Мы приближались к берегу, к массивным военным кораблям, бронированным, с орудиями, которые встречали нас на подходах; к огромным громадам, откровенно пугавшим своими размерами. Прожектора страшно слепили.
Когда причалили я, практически не разбирая ничего вокруг себя, на ощупь выбрался из лодки и побрёл вслед за Глебом, который будто бы преисполнился сил в тот момент, когда ступил на землю. Со мной, к сожалению, такого не произошло. Я еле плёлся позади, стараясь не споткнуться, потому что знал, что если растянусь тут, то буду просто не в силах снова подняться.
- Не отставай, - сурово произнёс мой спутник.
- Я пытаюсь, - язвительно отвесил я.
- Плохо пытаешься, - таким же тоном проговорил военный.
На берегу располагалось что-то вроде военного лагеря, огороженного высоченными стенами с колючей проволокой поверху. Видимо, они тут и жили и работали одновременно. Нас повсюду окружали невысокие здания максимум в два этажа и палатки и огромное количество вооружённых людей в форме с автоматами наготове, в любой момент готовые открыть огонь. Пока мы шли мимо всего этого, я обратил внимание на то, что многие отдают Глебу честь, причём с явным уважением.

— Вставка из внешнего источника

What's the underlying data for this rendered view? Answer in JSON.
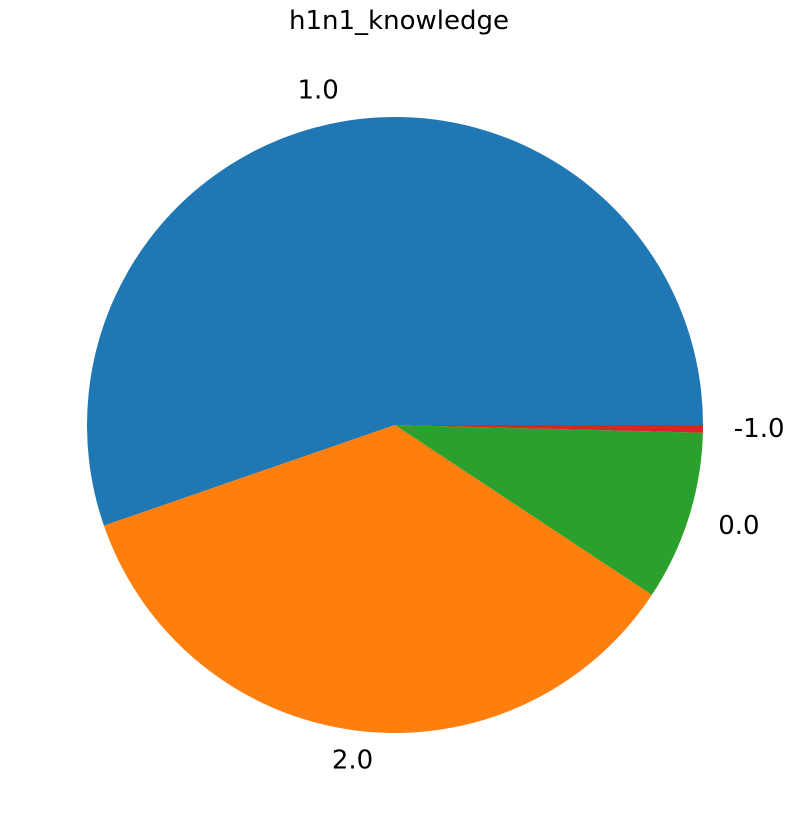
{
  "chart_data": {
    "type": "pie",
    "title": "h1n1_knowledge",
    "slices": [
      {
        "label": "1.0",
        "value": 55.3,
        "color": "#1f77b4"
      },
      {
        "label": "2.0",
        "value": 35.4,
        "color": "#ff7f0e"
      },
      {
        "label": "0.0",
        "value": 8.9,
        "color": "#2ca02c"
      },
      {
        "label": "-1.0",
        "value": 0.4,
        "color": "#d62728"
      }
    ],
    "start_angle_deg": 0,
    "direction": "counterclockwise",
    "legend": "none"
  }
}
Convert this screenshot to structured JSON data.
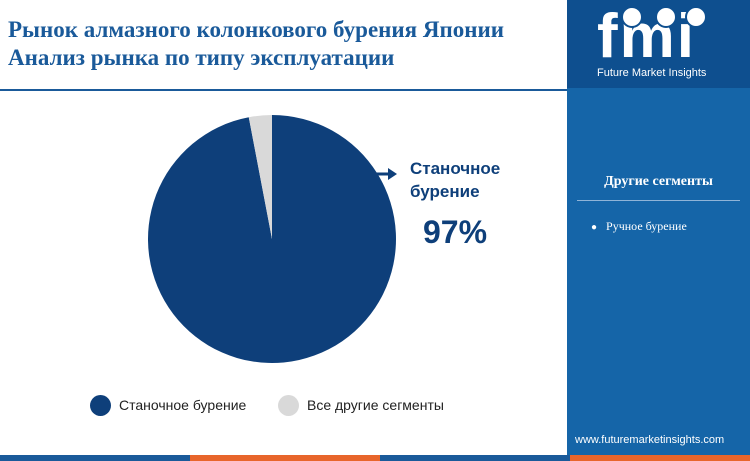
{
  "title": {
    "line1": "Рынок алмазного колонкового бурения Японии",
    "line2": "Анализ рынка по типу эксплуатации"
  },
  "chart_data": {
    "type": "pie",
    "slices": [
      {
        "label": "Станочное бурение",
        "value": 97,
        "color": "#0e3f7a"
      },
      {
        "label": "Все другие сегменты",
        "value": 3,
        "color": "#d9d9d9"
      }
    ],
    "callout": {
      "label_line1": "Станочное",
      "label_line2": "бурение",
      "value_text": "97%"
    },
    "legend": [
      "Станочное бурение",
      "Все другие сегменты"
    ],
    "legend_placement": "bottom"
  },
  "sidebar": {
    "logo_text": "fmi",
    "logo_subtitle": "Future Market Insights",
    "segments_title": "Другие сегменты",
    "segments": [
      "Ручное бурение"
    ],
    "website": "www.futuremarketinsights.com"
  },
  "colors": {
    "title": "#1a5a9a",
    "sidebar": "#1565a8",
    "primary_slice": "#0e3f7a",
    "secondary_slice": "#d9d9d9",
    "bottom_bar": [
      "#1a5a9a",
      "#e8652b",
      "#1a5a9a",
      "#e8652b"
    ]
  }
}
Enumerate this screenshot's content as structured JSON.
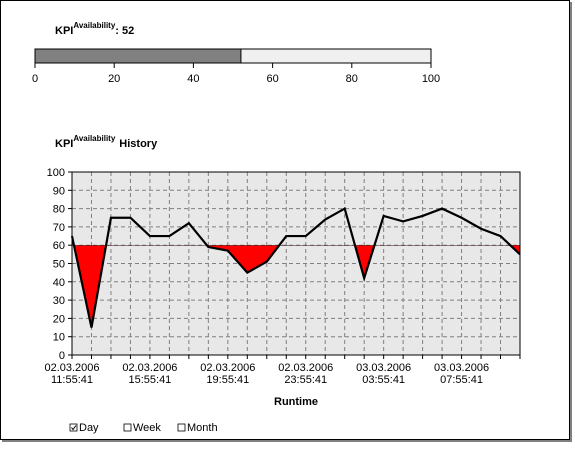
{
  "chart_data": [
    {
      "type": "gauge",
      "title": "KPI",
      "title_superscript": "Availability",
      "values": [
        52
      ],
      "value_labels": [
        ": 52"
      ],
      "color": "#808080",
      "track_color": "#f0f0f0",
      "xlim": [
        0,
        100
      ],
      "xticks": [
        0,
        20,
        40,
        60,
        80,
        100
      ]
    },
    {
      "type": "line",
      "title": "KPI",
      "title_superscript": "Availability",
      "title_suffix": "History",
      "x_label": "Runtime",
      "categories": [
        "02.03.2006\n11:55:41",
        null,
        null,
        null,
        "02.03.2006\n15:55:41",
        null,
        null,
        null,
        "02.03.2006\n19:55:41",
        null,
        null,
        null,
        "02.03.2006\n23:55:41",
        null,
        null,
        null,
        "03.03.2006\n03:55:41",
        null,
        null,
        null,
        "03.03.2006\n07:55:41",
        null,
        null,
        null
      ],
      "values": [
        65,
        15,
        75,
        75,
        65,
        65,
        72,
        59,
        57,
        45,
        51,
        65,
        65,
        74,
        80,
        42,
        76,
        73,
        76,
        80,
        75,
        69,
        65,
        55
      ],
      "color": "#000000",
      "threshold": 60,
      "threshold_fill": "#ff0000",
      "ylim": [
        0,
        100
      ],
      "yticks": [
        0,
        10,
        20,
        30,
        40,
        50,
        60,
        70,
        80,
        90,
        100
      ],
      "grid": true
    }
  ],
  "controls": [
    {
      "label": "Day",
      "checked": true
    },
    {
      "label": "Week",
      "checked": false
    },
    {
      "label": "Month",
      "checked": false
    }
  ]
}
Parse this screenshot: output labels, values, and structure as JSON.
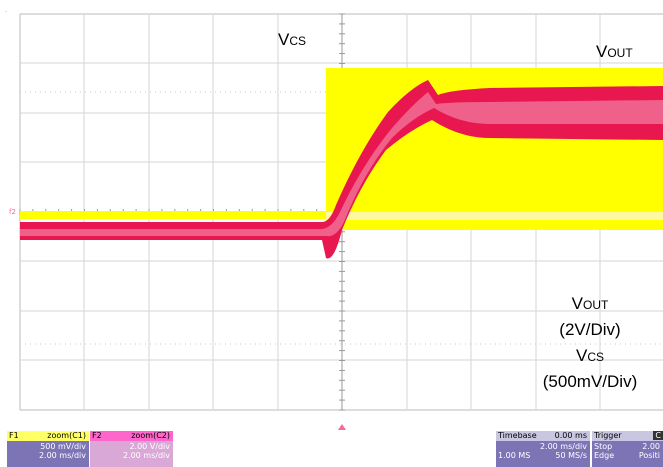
{
  "labels": {
    "vcs_top": {
      "main": "V",
      "sub": "CS"
    },
    "vout_top": {
      "main": "V",
      "sub": "OUT"
    },
    "vout_scale_name": {
      "main": "V",
      "sub": "OUT"
    },
    "vout_scale": "(2V/Div)",
    "vcs_scale_name": {
      "main": "V",
      "sub": "CS"
    },
    "vcs_scale": "(500mV/Div)"
  },
  "markers": {
    "f2_ref": "f2"
  },
  "panels": {
    "f1": {
      "tag": "F1",
      "title": "zoom(C1)",
      "line1": "500 mV/div",
      "line2": "2.00 ms/div"
    },
    "f2": {
      "tag": "F2",
      "title": "zoom(C2)",
      "line1": "2.00 V/div",
      "line2": "2.00 ms/div"
    },
    "timebase": {
      "title": "Timebase",
      "value": "0.00 ms",
      "line1": "2.00 ms/div",
      "line2a": "1.00 MS",
      "line2b": "50 MS/s"
    },
    "trigger": {
      "title": "Trigger",
      "badge": "C",
      "line1a": "Stop",
      "line1b": "2.00",
      "line2a": "Edge",
      "line2b": "Positi"
    }
  },
  "colors": {
    "vcs_trace": "#ffff00",
    "vout_trace": "#e8174f",
    "f1_header": "#ffff66",
    "f2_header": "#ff66cc",
    "panel_body": "#7d74b5",
    "panel_header_gray": "#c9c6e2"
  }
}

Скоро мы подошли, по всему видимому, к пропускному пункту, который представлял собой маленькое строение, выполненное из белого кирпича, внутри которого была всего одна комната и большие окна, дающие необходимый обзор внутренних окрестностей лагеря. Дверь была распахнута настежь. Когда Глеб без стука вошёл внутрь, солдат, нёсший вахту в эту ночь, подскочил на месте.
- Здравия желаю, товарищ За… - но он прервал его жестом.
- Да, да, здравствуй, Максим, - улыбнулся он, - Чего ты вскочил-то. Мы ж не на параде.
Максим почесал затылок и улыбнулся в ответ.
- Давай, пропускай нас, - Глеб протянул парню какие-то документы, которые раньше мне видеть не доводилось.
Солдат взглянул на них, сверил с какими-то своими записями в журнале, после чего передал бумаги обратно военному.
- Можете проходить, - ответствовал он.
- Спасибо. До встречи, - Глеб пожал ему руку и мы вышли.
- Вы с ним родственники? – поинтересовался я.
- Да нет, он из моей части был. Хороший парень. Просто теперь она не под моим командованием.
- Жди здесь, - добавил он, - Я за машиной.
Оказалось, что неподалёку располагалась небольшая охраняемая автостоянка, на которой было два стареньких автобуса и несколько военных УАЗов. Я наблюдал, как Глеб подошёл к охране, достал что-то из рюкзака и протянул им. Видимо, снова какие-то документы. Они смиренно пропустили его, сопровождая до автомобиля. Через несколько минут он был уже возле меня.
- Залезай, - перекрикивая шум двигателя, скомандовал спутник.
- Куда мы теперь? И вообще, где мы? – поинтересовался сразу же я.
- На аэродром. Полетим к твоему бате, в Северную столицу, - ответил Глеб, следя за дорогой, которая шла вдоль запустелых мест, голых, без растительности и каких-либо строений.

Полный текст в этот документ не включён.